OK, so you've been using an inkjet printer for years, but lately you seem to be buying replacement cartridges every 5 minutes. This could be because the cartridges in nearly all current ink printers have a much smaller capacity than used to be the case a couple of years ago, or maybe you are busier and just print more.
Either way it could be time to step up to your first laser printer, but which one do you buy?
Most of your printing will probably be text, so a mono laser printer will give you the benefits of lower printing costs, faster output and a more professional appearance to your documents. Hang onto your colour inkjet printer though for the odd colour job and for printing photographs.
Whilst ink cartridges have reduced in capacity dramatically, the same in not generally true of toner cartridges, for example
toner cartridgesfor the HP Laserjet 1022 yielding 2,000 pages are little more expensive than
HP ink cartridgesfor many models
I have taken one printer costing under £100 from each of the main manufacturers, Brother, Canon, Hewlett Packard, Lexmark and Samsung.

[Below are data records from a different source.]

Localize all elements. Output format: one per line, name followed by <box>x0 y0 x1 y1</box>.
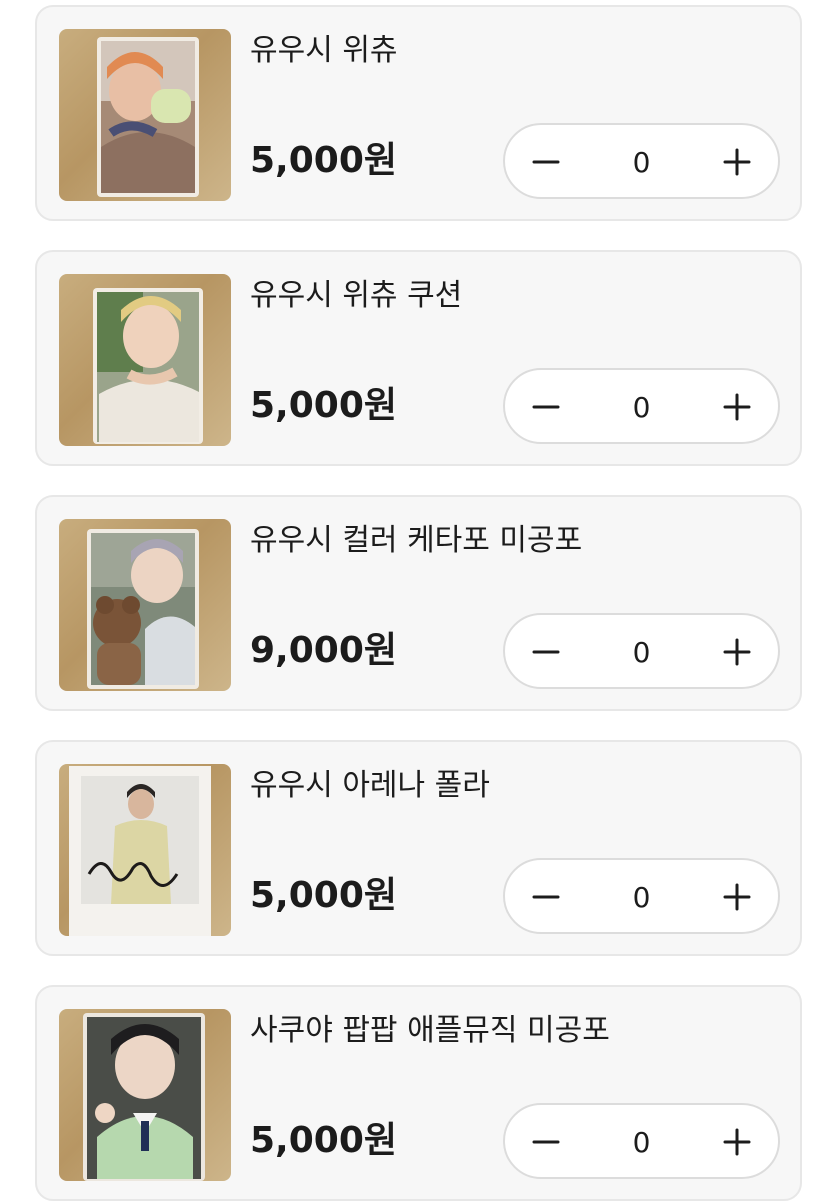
product-name: 사쿠야 팝팝 애플뮤직 미공포 <box>250 1013 610 1048</box>
increase-button[interactable] <box>712 382 762 432</box>
increase-button[interactable] <box>712 627 762 677</box>
product-photo[interactable] <box>59 274 231 446</box>
minus-icon <box>532 895 560 899</box>
product-photo[interactable] <box>59 29 231 201</box>
product-price: 5,000원 <box>250 140 397 181</box>
product-card: 유우시 위츄 5,000원 0 <box>35 5 802 221</box>
product-photo[interactable] <box>59 764 231 936</box>
plus-icon <box>723 1128 751 1156</box>
increase-button[interactable] <box>712 1117 762 1167</box>
product-card: 유우시 컬러 케타포 미공포 9,000원 0 <box>35 495 802 711</box>
plus-icon <box>723 883 751 911</box>
decrease-button[interactable] <box>521 382 571 432</box>
minus-icon <box>532 1140 560 1144</box>
product-price: 9,000원 <box>250 630 397 671</box>
decrease-button[interactable] <box>521 872 571 922</box>
product-name: 유우시 컬러 케타포 미공포 <box>250 523 583 558</box>
product-price: 5,000원 <box>250 1120 397 1161</box>
product-list: 유우시 위츄 5,000원 0 유우시 위츄 쿠션 5,000원 0 유우시 컬… <box>0 0 838 1201</box>
product-name: 유우시 위츄 쿠션 <box>250 278 463 313</box>
product-name: 유우시 위츄 <box>250 33 398 68</box>
quantity-stepper: 0 <box>503 368 780 444</box>
product-price: 5,000원 <box>250 385 397 426</box>
decrease-button[interactable] <box>521 1117 571 1167</box>
minus-icon <box>532 405 560 409</box>
plus-icon <box>723 638 751 666</box>
quantity-stepper: 0 <box>503 1103 780 1179</box>
minus-icon <box>532 650 560 654</box>
quantity-value[interactable]: 0 <box>605 633 678 673</box>
increase-button[interactable] <box>712 872 762 922</box>
increase-button[interactable] <box>712 137 762 187</box>
product-card: 사쿠야 팝팝 애플뮤직 미공포 5,000원 0 <box>35 985 802 1201</box>
plus-icon <box>723 148 751 176</box>
product-name: 유우시 아레나 폴라 <box>250 768 490 803</box>
product-card: 유우시 아레나 폴라 5,000원 0 <box>35 740 802 956</box>
minus-icon <box>532 160 560 164</box>
quantity-value[interactable]: 0 <box>605 1123 678 1163</box>
quantity-value[interactable]: 0 <box>605 878 678 918</box>
quantity-stepper: 0 <box>503 858 780 934</box>
quantity-stepper: 0 <box>503 123 780 199</box>
product-photo[interactable] <box>59 519 231 691</box>
plus-icon <box>723 393 751 421</box>
quantity-stepper: 0 <box>503 613 780 689</box>
decrease-button[interactable] <box>521 627 571 677</box>
product-card: 유우시 위츄 쿠션 5,000원 0 <box>35 250 802 466</box>
quantity-value[interactable]: 0 <box>605 388 678 428</box>
product-photo[interactable] <box>59 1009 231 1181</box>
product-price: 5,000원 <box>250 875 397 916</box>
quantity-value[interactable]: 0 <box>605 143 678 183</box>
decrease-button[interactable] <box>521 137 571 187</box>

The models examined are the Brother HL-2040 , Canon i-Sensys LBP2900, HP Laserjet 1022, Lexmark E-120 and from Samsung, the ML-2010 all of which are readily available on-line for under £100. In fact the Canon and Samsung printers can be found with a little searching for almost half this target price making them laser bargains.
The
Canon LBP2900 may be available for a bargain price but regrettably there are a few areas where it does not compete well with the opposition.
The first is print speed, 12ppm is not really an acceptable speed for a modern laser printer, especially when even at this level, all other printers in the group achieve speeds between 18 and 20 ppm. Other shortfalls are a lack of memory, 2mb as opposed to 8mb available from all the other manufactures and a small input tray holding only 150 sheets of A4. This feature is also shared by the Lexmark and Samsung printers, there is nothing worse on a large print run than continually having to refill the input tray. So although the Canon is at the cheap end of the spectrum it is the first to be eliminated in this comparison.
One of the major reasons to convert to a laser printer is to achieve savings in terms of cost per page, on examining the cost of printing a standard A4 page at 5% coverage all of these printers with one exception return figures less than 2p per page. The exception is of course the
Lexmark E-120 which is 50% more expensive to run than any of the other brands. Lexmark continue to produce both ink and toner printers that are considerably more expensive in whole life terms than any other manufacturer and to add insult to injury ship this printer with a starter cartridge capable of producing only 1,000 prints.
And whatever you do, do not buy a Dell printer as these are inevitably re badged and re chipped Lexmark’s and are even more expensive to run as Dell attempt to limit the supply of cartridges to make you purchase from them at full price.
I digress, back to our group test, which now has three printers remaining.
At first glance the
Brother HL-2040 would appear to be the most cost effective of this group, replacement toner cartridges are the cheapest and last for 2,500pages, 500 more than cartridges for the HP printer. However Brother is the only manufacturer here not to use a one piece replacement cartridge and so the cost of replacing the drum unit has also to be taken into consideration and when this is done the cost per page rises to match the figure of HP. The use of a separate drum and toner combination in my experience also leads to a less reliable print mechanism and past performance of this type of Brother printer has been fragile, for this reason alone I would eliminate the Hl-2040.
This leaves the HP and the bargain basement Samsung to fight it out for the honour of best buy.
The
Samsung ML-2010 is not only cheaper to buy but also marginally cheaper to run and with cartridges lasting 3,000 pages, replacement is required less frequently. Be warned though that the starter cartridge supplied with the printer will only last for some 1,000pages. The downsides of this printer are the small input tray which only holds 150 sheets as opposed to 250 in the HP and the print resolution is no match for Hp's 1200x1200 dpi.
Faced with just this dilemma last month for our office, I purchased the
HP Laserjet 1022 and have not regretted the decision. We have run several HP laser printers over the years and found them to be very tough, reliable workhorses. In fact we still have a 12 year old HP printer in service today that has only received replacement cartridges and a set of pickup rollers. In the end the larger capacity input tray and our positive history with HP printers won the day.
If however you are on a really tight budget, the Samsung is a good inexpensive option. Samsung are a relative newcomer to the printer market but with aggressive pricing and little negative feedback will soon be a force to be reckoned with.